Mike Stockwell said the second time around was even better than the first, despite the bears’ absence.

"I could really get used to this," said Stockwell who had returned to the stables with Linda Grimm

"This is so different from what I’m accustomed to in Oregon."

Their second trip was made even more memorable with the discovery of an artist’s conch in the depths of the forest.

Grimm slid quickly from her horse when she saw the massive fungus growing on the tree and pulled it from the bark, careful not to damage its creamy white underside.

It was a rare find. Grimm and Stockwell collect conches decorated by artists. They have about 25 in their home.

Heading back to the stables where the horses stand in tethered line, there is another short expanse of road.

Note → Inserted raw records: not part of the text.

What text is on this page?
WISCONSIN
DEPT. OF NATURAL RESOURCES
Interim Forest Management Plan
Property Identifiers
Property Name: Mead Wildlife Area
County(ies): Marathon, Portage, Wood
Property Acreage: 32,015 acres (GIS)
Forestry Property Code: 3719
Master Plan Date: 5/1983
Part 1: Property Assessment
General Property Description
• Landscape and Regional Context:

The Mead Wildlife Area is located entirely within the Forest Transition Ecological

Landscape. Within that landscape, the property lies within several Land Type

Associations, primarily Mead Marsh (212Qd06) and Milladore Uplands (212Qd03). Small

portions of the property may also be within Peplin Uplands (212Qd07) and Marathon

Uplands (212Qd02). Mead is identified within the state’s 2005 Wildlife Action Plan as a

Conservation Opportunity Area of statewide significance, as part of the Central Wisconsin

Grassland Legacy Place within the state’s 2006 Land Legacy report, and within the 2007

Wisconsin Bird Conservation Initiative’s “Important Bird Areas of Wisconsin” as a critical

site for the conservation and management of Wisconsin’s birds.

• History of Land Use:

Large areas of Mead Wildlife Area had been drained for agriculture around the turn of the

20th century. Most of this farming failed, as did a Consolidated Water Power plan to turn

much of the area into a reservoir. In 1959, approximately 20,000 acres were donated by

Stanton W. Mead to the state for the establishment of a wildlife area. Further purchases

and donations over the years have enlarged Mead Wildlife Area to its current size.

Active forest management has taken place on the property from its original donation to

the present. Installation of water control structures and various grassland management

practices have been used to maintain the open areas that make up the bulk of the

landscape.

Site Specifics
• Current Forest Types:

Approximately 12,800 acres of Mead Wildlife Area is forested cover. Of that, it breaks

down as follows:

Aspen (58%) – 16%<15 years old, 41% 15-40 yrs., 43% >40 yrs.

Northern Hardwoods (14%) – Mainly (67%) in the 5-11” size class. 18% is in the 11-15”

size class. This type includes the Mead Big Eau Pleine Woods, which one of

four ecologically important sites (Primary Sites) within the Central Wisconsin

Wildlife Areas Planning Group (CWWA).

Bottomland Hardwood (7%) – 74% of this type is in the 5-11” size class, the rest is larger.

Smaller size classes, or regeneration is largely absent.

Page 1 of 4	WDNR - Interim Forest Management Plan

After two hours on Blue’s back there was a confidence and ease that wasn’t there at the beginning. The short gallop began once again but the yelps of "Whoa Blue" had turned into "Whoo-Hoo’s."

While it was hardly the fluid motion akin to those born in the saddle, the death grip at least, wasn’t so tight the second time around.

More than just the horseback rides the Sea to Sky Stables also offers overnight traditional chuck wagon beds for the night.

There are seven chuck wagons, sleeping 12 each. The stables, like others in the area, can also organize ATV, kayak, and whitewater rafting tours.

They also offer a Survivor Series for team building.

While it may not be the Calgary Stampede, it’s still a little piece of cowboy country.

Visitors can check out stables in Squamish, Whistler and Pemberton.